Diğer yandan, emre amade kapasite oranını yüzde 75’in üzerinde tutabilen sadece üç yerli kömür santrali olurken, yerli kömüre dayalı santrallerin ortalama olarak ancak yarı kapasitelerinin kullanılabildiği görüldü. Diğer bir ifadeyle, incelenen 10,4 GW yerli kömür kurulu gücünün yalnızca 5,4 GW’lık kısmının elektrik üretimine hazır durumda olduğu görüldü.

KÖMÜRDE ARIZA KAYNAKLI ÜRETİM KAYBI YÜKSEK

Çalışmada aynı zamanda, kömüre dayalı santrallerde yaşanan arızaların yıllık ortalama 22 TWh üretim kaybına yol açtığı belirlendi. Diğer bir ifadeyle, kömürde arıza kaynaklı üretim kaybı toplam üretimin beşte birinden yüksek değere ulaştı. Yerli kömür santrallerinde arıza kaynaklı kayıplar, gerçekleşen üretimin yüzde 31’ine eşitken ithal kömürde bu oran yüzde 13 olarak gerçekleşti. Üretimlerine oranla en fazla arıza kaynaklı üretim kaybı yaşayan on kömürlü termik santralin dokuzunu yerli kömür santralleri oluşturdu. Yerli kömür santralleri, her bir TWh elektrik üretimi için 1.500 saat arıza süresi yaşarken, bu değer ithal kömürlü santrallere göre beş kat daha yüksek gerçekleşti.

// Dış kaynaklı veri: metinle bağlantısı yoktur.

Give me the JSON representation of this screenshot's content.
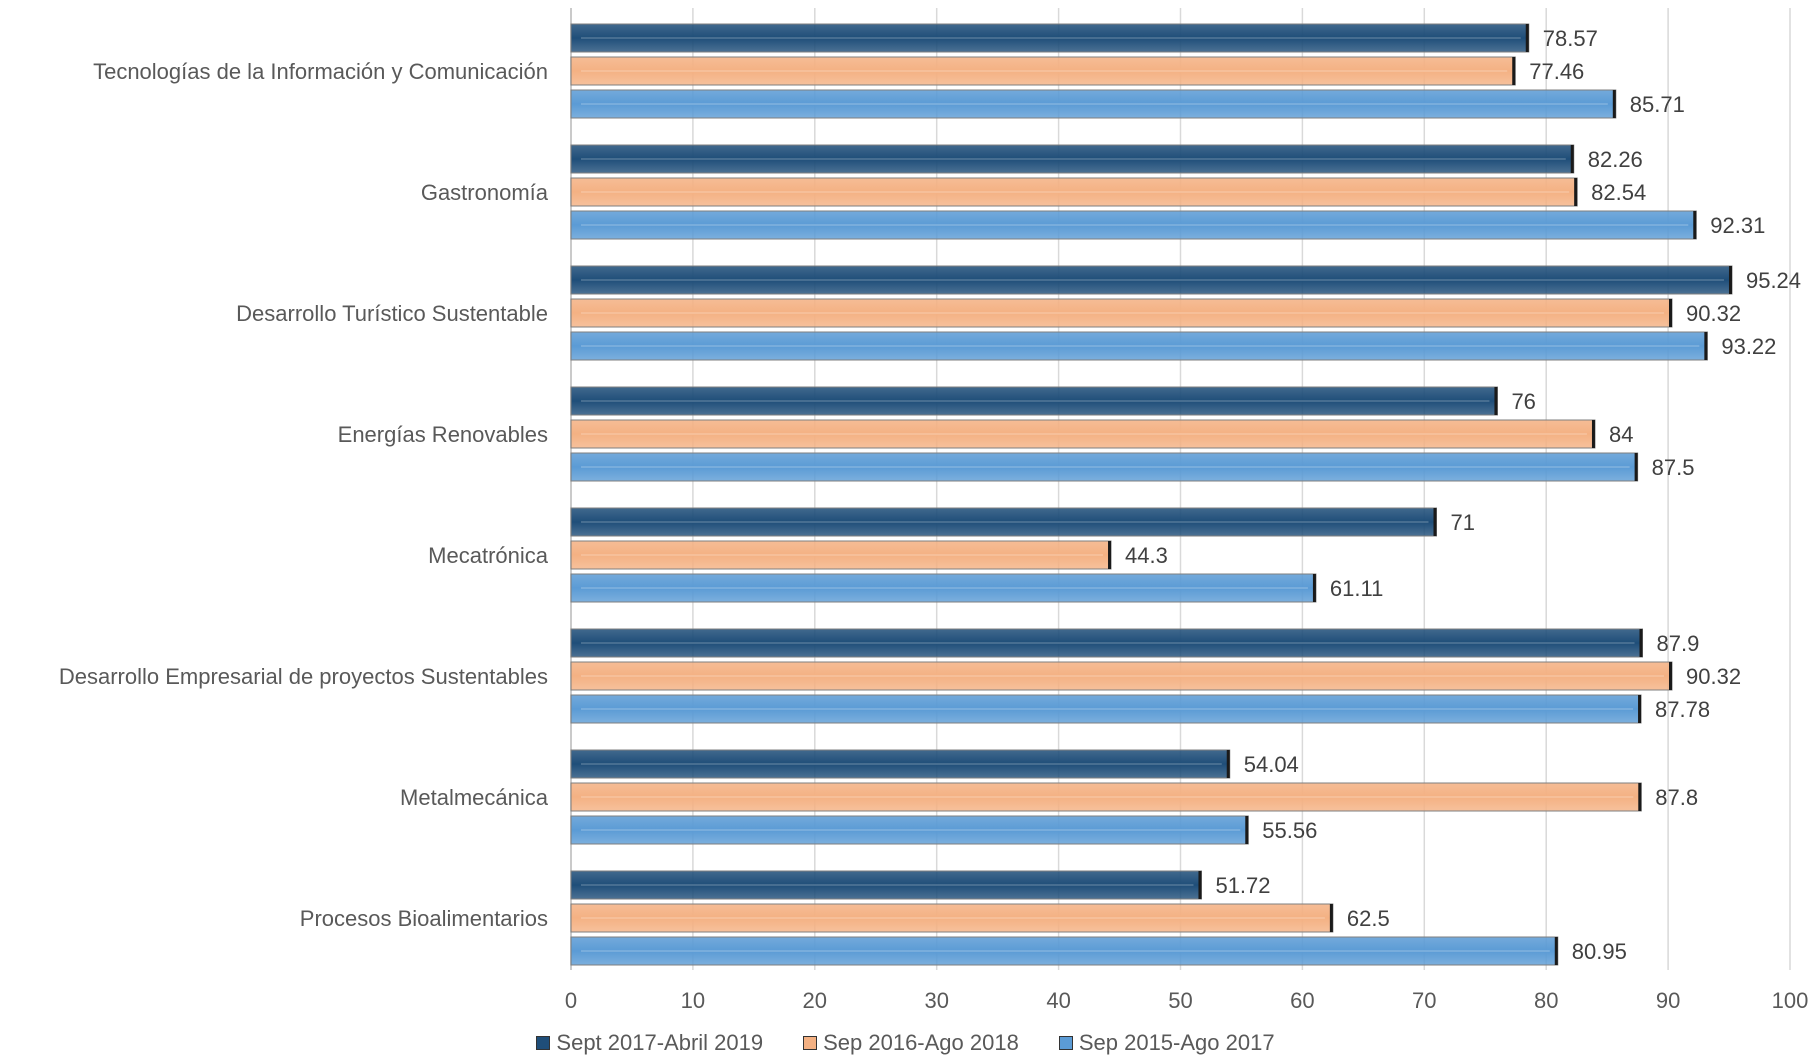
{
  "chart_data": {
    "type": "bar",
    "orientation": "horizontal",
    "title": "",
    "xlabel": "",
    "ylabel": "",
    "xlim": [
      0,
      100
    ],
    "ticks": [
      "0",
      "10",
      "20",
      "30",
      "40",
      "50",
      "60",
      "70",
      "80",
      "90",
      "100"
    ],
    "grid": true,
    "legend_position": "bottom",
    "categories": [
      "Tecnologías de la Información y Comunicación",
      "Gastronomía",
      "Desarrollo Turístico Sustentable",
      "Energías Renovables",
      "Mecatrónica",
      "Desarrollo Empresarial de proyectos Sustentables",
      "Metalmecánica",
      "Procesos Bioalimentarios"
    ],
    "series": [
      {
        "name": "Sept 2017-Abril 2019",
        "color": "#1f4e79",
        "values": [
          78.57,
          82.26,
          95.24,
          76,
          71,
          87.9,
          54.04,
          51.72
        ],
        "labels": [
          "78.57",
          "82.26",
          "95.24",
          "76",
          "71",
          "87.9",
          "54.04",
          "51.72"
        ]
      },
      {
        "name": "Sep 2016-Ago 2018",
        "color": "#f4b183",
        "values": [
          77.46,
          82.54,
          90.32,
          84,
          44.3,
          90.32,
          87.8,
          62.5
        ],
        "labels": [
          "77.46",
          "82.54",
          "90.32",
          "84",
          "44.3",
          "90.32",
          "87.8",
          "62.5"
        ]
      },
      {
        "name": "Sep 2015-Ago 2017",
        "color": "#5b9bd5",
        "values": [
          85.71,
          92.31,
          93.22,
          87.5,
          61.11,
          87.78,
          55.56,
          80.95
        ],
        "labels": [
          "85.71",
          "92.31",
          "93.22",
          "87.5",
          "61.11",
          "87.78",
          "55.56",
          "80.95"
        ]
      }
    ]
  }
}
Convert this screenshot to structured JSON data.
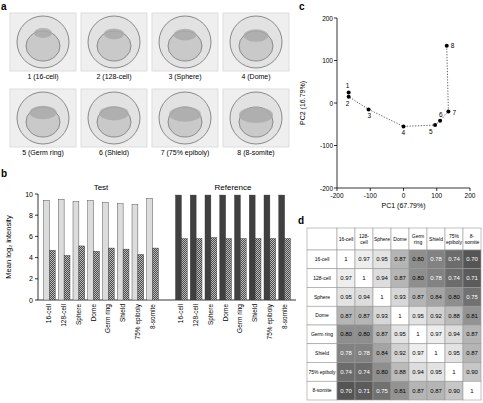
{
  "image_panel": {
    "panel_label": "a",
    "labels": [
      "1 (16-cell)",
      "2 (128-cell)",
      "3 (Sphere)",
      "4 (Dome)",
      "5 (Germ ring)",
      "6 (Shield)",
      "7 (75% epiboly)",
      "8 (8-somite)"
    ]
  },
  "chart_data": [
    {
      "type": "bar",
      "panel_label": "b",
      "y_label": "Mean log₂ intensity",
      "categories": [
        "16-cell",
        "128-cell",
        "Sphere",
        "Dome",
        "Germ ring",
        "Shield",
        "75% epiboly",
        "8-somite"
      ],
      "groups": [
        {
          "title": "Test",
          "series": [
            {
              "color": "#dcdcdc",
              "values": [
                9.4,
                9.5,
                9.3,
                9.4,
                9.2,
                9.1,
                9.0,
                9.6
              ]
            },
            {
              "color": "#4a4a4a",
              "values": [
                4.7,
                4.2,
                5.1,
                4.6,
                4.9,
                4.8,
                4.3,
                4.9
              ]
            }
          ]
        },
        {
          "title": "Reference",
          "series": [
            {
              "color": "#404040",
              "values": [
                9.9,
                9.9,
                9.9,
                9.9,
                9.9,
                9.9,
                9.9,
                9.9
              ]
            },
            {
              "color": "#4a4a4a",
              "values": [
                5.8,
                5.8,
                5.9,
                5.8,
                5.8,
                5.8,
                5.8,
                5.8
              ]
            }
          ]
        }
      ],
      "ylim": [
        0,
        10
      ],
      "yticks": [
        0,
        2,
        4,
        6,
        8,
        10
      ]
    },
    {
      "type": "scatter",
      "panel_label": "c",
      "x_label": "PC1 (67.79%)",
      "y_label": "PC2 (16.79%)",
      "x": [
        -165,
        -165,
        -105,
        0,
        95,
        110,
        135,
        130
      ],
      "values": [
        25,
        15,
        -15,
        -55,
        -52,
        -42,
        -20,
        135
      ],
      "point_labels": [
        "1",
        "2",
        "3",
        "4",
        "5",
        "6",
        "7",
        "8"
      ],
      "xlim": [
        -200,
        200
      ],
      "ylim": [
        -200,
        200
      ],
      "xticks": [
        -200,
        -100,
        0,
        100,
        200
      ],
      "yticks": [
        -200,
        -100,
        0,
        100,
        200
      ],
      "color": "#000000",
      "marker": "circle",
      "line_style": "dotted"
    },
    {
      "type": "heatmap",
      "panel_label": "d",
      "categories": [
        "16-cell",
        "128-cell",
        "Sphere",
        "Dome",
        "Germ ring",
        "Shield",
        "75% epiboly",
        "8-somite"
      ],
      "values": [
        [
          1,
          0.97,
          0.95,
          0.87,
          0.8,
          0.78,
          0.74,
          0.7
        ],
        [
          0.97,
          1,
          0.94,
          0.87,
          0.8,
          0.78,
          0.74,
          0.71
        ],
        [
          0.95,
          0.94,
          1,
          0.93,
          0.87,
          0.84,
          0.8,
          0.75
        ],
        [
          0.87,
          0.87,
          0.93,
          1,
          0.95,
          0.92,
          0.88,
          0.81
        ],
        [
          0.8,
          0.8,
          0.87,
          0.95,
          1,
          0.97,
          0.94,
          0.87
        ],
        [
          0.78,
          0.78,
          0.84,
          0.92,
          0.97,
          1,
          0.95,
          0.87
        ],
        [
          0.74,
          0.74,
          0.8,
          0.88,
          0.94,
          0.95,
          1,
          0.9
        ],
        [
          0.7,
          0.71,
          0.75,
          0.81,
          0.87,
          0.87,
          0.9,
          1
        ]
      ],
      "value_labels": [
        [
          "1",
          "0.97",
          "0.95",
          "0.87",
          "0.80",
          "0.78",
          "0.74",
          "0.70"
        ],
        [
          "0.97",
          "1",
          "0.94",
          "0.87",
          "0.80",
          "0.78",
          "0.74",
          "0.71"
        ],
        [
          "0.95",
          "0.94",
          "1",
          "0.93",
          "0.87",
          "0.84",
          "0.80",
          "0.75"
        ],
        [
          "0.87",
          "0.87",
          "0.93",
          "1",
          "0.95",
          "0.92",
          "0.88",
          "0.81"
        ],
        [
          "0.80",
          "0.80",
          "0.87",
          "0.95",
          "1",
          "0.97",
          "0.94",
          "0.87"
        ],
        [
          "0.78",
          "0.78",
          "0.84",
          "0.92",
          "0.97",
          "1",
          "0.95",
          "0.87"
        ],
        [
          "0.74",
          "0.74",
          "0.80",
          "0.88",
          "0.94",
          "0.95",
          "1",
          "0.90"
        ],
        [
          "0.70",
          "0.71",
          "0.75",
          "0.81",
          "0.87",
          "0.87",
          "0.90",
          "1"
        ]
      ]
    }
  ]
}
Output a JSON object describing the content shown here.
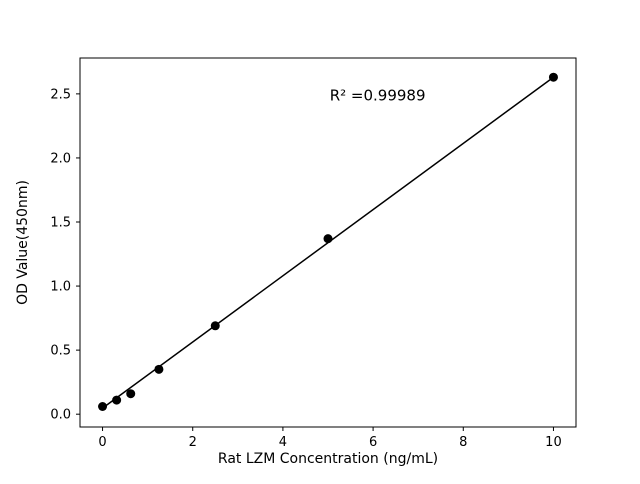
{
  "chart_data": {
    "type": "scatter",
    "title": "",
    "xlabel": "Rat LZM Concentration (ng/mL)",
    "ylabel": "OD Value(450nm)",
    "annotation": "R² =0.99989",
    "x": [
      0,
      0.3125,
      0.625,
      1.25,
      2.5,
      5,
      10
    ],
    "y": [
      0.06,
      0.11,
      0.16,
      0.35,
      0.69,
      1.37,
      2.63
    ],
    "fit_line": {
      "x": [
        0,
        10
      ],
      "y": [
        0.047,
        2.63
      ]
    },
    "annotation_pos": {
      "x": 6.1,
      "y": 2.45
    },
    "xlim": [
      -0.5,
      10.5
    ],
    "ylim": [
      -0.1,
      2.78
    ],
    "xticks": [
      0,
      2,
      4,
      6,
      8,
      10
    ],
    "yticks": [
      0.0,
      0.5,
      1.0,
      1.5,
      2.0,
      2.5
    ],
    "grid": false,
    "legend": "none",
    "colors": {
      "points": "#000000",
      "line": "#000000",
      "axis": "#000000",
      "background": "#ffffff"
    }
  }
}
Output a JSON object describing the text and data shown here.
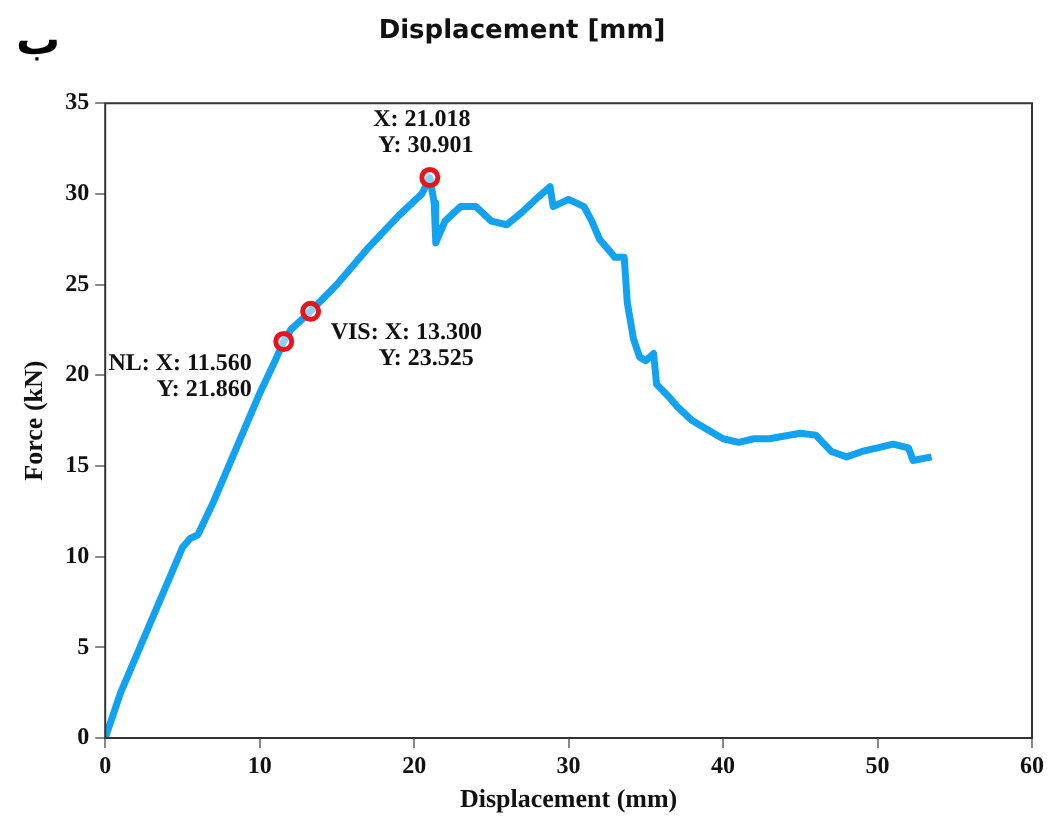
{
  "chart_data": {
    "type": "line",
    "title": "Displacement [mm]",
    "xlabel": "Displacement (mm)",
    "ylabel": "Force (kN)",
    "xlim": [
      0,
      60
    ],
    "xticks": [
      0,
      10,
      20,
      30,
      40,
      50,
      60
    ],
    "ylim": [
      0,
      35
    ],
    "yticks": [
      0,
      5,
      10,
      15,
      20,
      25,
      30,
      35
    ],
    "grid": false,
    "legend": false,
    "series": [
      {
        "color": "#12a2f2",
        "marker": "none",
        "x": [
          0,
          1,
          2,
          3,
          4,
          5,
          5.5,
          6,
          7,
          8,
          9,
          10,
          11,
          11.56,
          12,
          13.3,
          15,
          17,
          19,
          20.5,
          21.018,
          21.3,
          21.4,
          22,
          23,
          24,
          25,
          26,
          27,
          28,
          28.8,
          29,
          30,
          31,
          31.5,
          32,
          33,
          33.6,
          33.8,
          34.2,
          34.6,
          35,
          35.5,
          35.7,
          36.5,
          37,
          38,
          39,
          40,
          41,
          42,
          43,
          45,
          46,
          47,
          48,
          49,
          50,
          51,
          52,
          52.3,
          53.5
        ],
        "values": [
          0,
          2.5,
          4.5,
          6.5,
          8.5,
          10.5,
          11,
          11.2,
          13,
          15,
          17,
          19,
          20.8,
          21.86,
          22.5,
          23.525,
          25,
          27,
          28.8,
          30,
          30.901,
          29.5,
          27.3,
          28.5,
          29.3,
          29.3,
          28.5,
          28.3,
          29,
          29.8,
          30.4,
          29.3,
          29.7,
          29.3,
          28.5,
          27.5,
          26.5,
          26.5,
          24,
          22,
          21,
          20.8,
          21.2,
          19.5,
          18.8,
          18.3,
          17.5,
          17,
          16.5,
          16.3,
          16.5,
          16.5,
          16.8,
          16.7,
          15.8,
          15.5,
          15.8,
          16,
          16.2,
          16,
          15.3,
          15.5
        ]
      },
      {
        "type": "scatter",
        "color": "#e8141c",
        "marker": "circle",
        "x": [
          11.56,
          13.3,
          21.018
        ],
        "values": [
          21.86,
          23.525,
          30.901
        ]
      }
    ],
    "annotations": [
      "ب",
      {
        "text": "NL: X: 11.560\nY: 21.860",
        "x": 11.56,
        "y": 21.86
      },
      {
        "text": "VIS: X: 13.300\nY: 23.525",
        "x": 13.3,
        "y": 23.525
      },
      {
        "text": "X: 21.018\nY: 30.901",
        "x": 21.018,
        "y": 30.901
      }
    ]
  }
}
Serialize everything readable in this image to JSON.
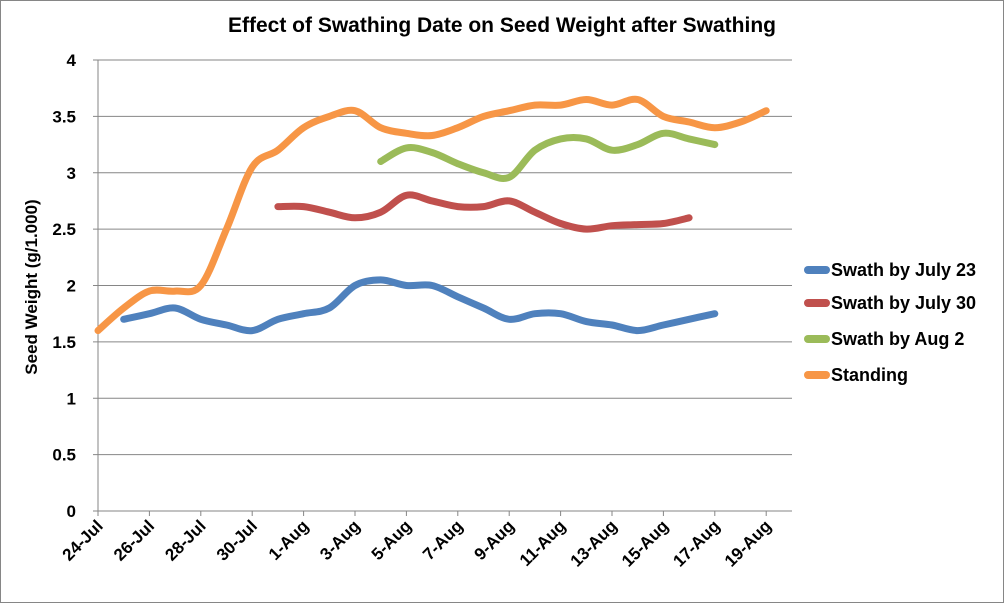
{
  "chart_data": {
    "type": "line",
    "title": "Effect of Swathing Date on Seed Weight after Swathing",
    "xlabel": "",
    "ylabel": "Seed Weight (g/1.000)",
    "ylim": [
      0,
      4
    ],
    "yticks": [
      "0",
      "0.5",
      "1",
      "1.5",
      "2",
      "2.5",
      "3",
      "3.5",
      "4"
    ],
    "x_tick_labels": [
      "24-Jul",
      "26-Jul",
      "28-Jul",
      "30-Jul",
      "1-Aug",
      "3-Aug",
      "5-Aug",
      "7-Aug",
      "9-Aug",
      "11-Aug",
      "13-Aug",
      "15-Aug",
      "17-Aug",
      "19-Aug"
    ],
    "x": [
      "24-Jul",
      "25-Jul",
      "26-Jul",
      "27-Jul",
      "28-Jul",
      "29-Jul",
      "30-Jul",
      "31-Jul",
      "1-Aug",
      "2-Aug",
      "3-Aug",
      "4-Aug",
      "5-Aug",
      "6-Aug",
      "7-Aug",
      "8-Aug",
      "9-Aug",
      "10-Aug",
      "11-Aug",
      "12-Aug",
      "13-Aug",
      "14-Aug",
      "15-Aug",
      "16-Aug",
      "17-Aug",
      "18-Aug",
      "19-Aug"
    ],
    "grid": "horizontal",
    "legend_position": "right",
    "series": [
      {
        "name": "Swath by July 23",
        "color": "#4F81BD",
        "values": [
          null,
          1.7,
          1.75,
          1.8,
          1.7,
          1.65,
          1.6,
          1.7,
          1.75,
          1.8,
          2.0,
          2.05,
          2.0,
          2.0,
          1.9,
          1.8,
          1.7,
          1.75,
          1.75,
          1.68,
          1.65,
          1.6,
          1.65,
          1.7,
          1.75,
          null,
          null
        ]
      },
      {
        "name": "Swath by July 30",
        "color": "#C0504D",
        "values": [
          null,
          null,
          null,
          null,
          null,
          null,
          null,
          2.7,
          2.7,
          2.65,
          2.6,
          2.65,
          2.8,
          2.75,
          2.7,
          2.7,
          2.75,
          2.65,
          2.55,
          2.5,
          2.53,
          2.54,
          2.55,
          2.6,
          null,
          null,
          null
        ]
      },
      {
        "name": "Swath by Aug 2",
        "color": "#9BBB59",
        "values": [
          null,
          null,
          null,
          null,
          null,
          null,
          null,
          null,
          null,
          null,
          null,
          3.1,
          3.22,
          3.18,
          3.08,
          3.0,
          2.96,
          3.2,
          3.3,
          3.3,
          3.2,
          3.25,
          3.35,
          3.3,
          3.25,
          null,
          null
        ]
      },
      {
        "name": "Standing",
        "color": "#F79646",
        "values": [
          1.6,
          1.8,
          1.95,
          1.95,
          2.0,
          2.5,
          3.05,
          3.2,
          3.4,
          3.5,
          3.55,
          3.4,
          3.35,
          3.33,
          3.4,
          3.5,
          3.55,
          3.6,
          3.6,
          3.65,
          3.6,
          3.65,
          3.5,
          3.45,
          3.4,
          3.45,
          3.55
        ]
      }
    ]
  }
}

“KÖMÜRÜN TEMİZ KAYNAKLARLA İKAME EDİLECEĞİ BİR PLAN OLUŞTURMALIYIZ”

EMBER Bölge Lideri Ufuk Alparslan yaptığı değerlendirmede “Düşük kaliteli kömür yakan yaşlı santraller ülkemizin enerji arz güvenliğine tehdit oluşturuyor. Atıl kapasite olarak sistemde yer alan santrallere güvenerek yapılacak planlar elektrik talebini karşılamada zorluk yaşamamıza ve elektrik kesintilerine neden olabilir. Türkiye’nin elektrik tüketimi yaz aylarında zirve yaptığı için özellikle güneş enerjisi artan sıcaklıklarla birlikte yükselen puant talebi karşılamada kritik bir öneme sahip. Kömür santrallerimizin en kötü performansa sahip olandan başlanarak temiz enerji kaynakları ile ikame edileceği bir plan oluşturmamız gerekiyor” dedi.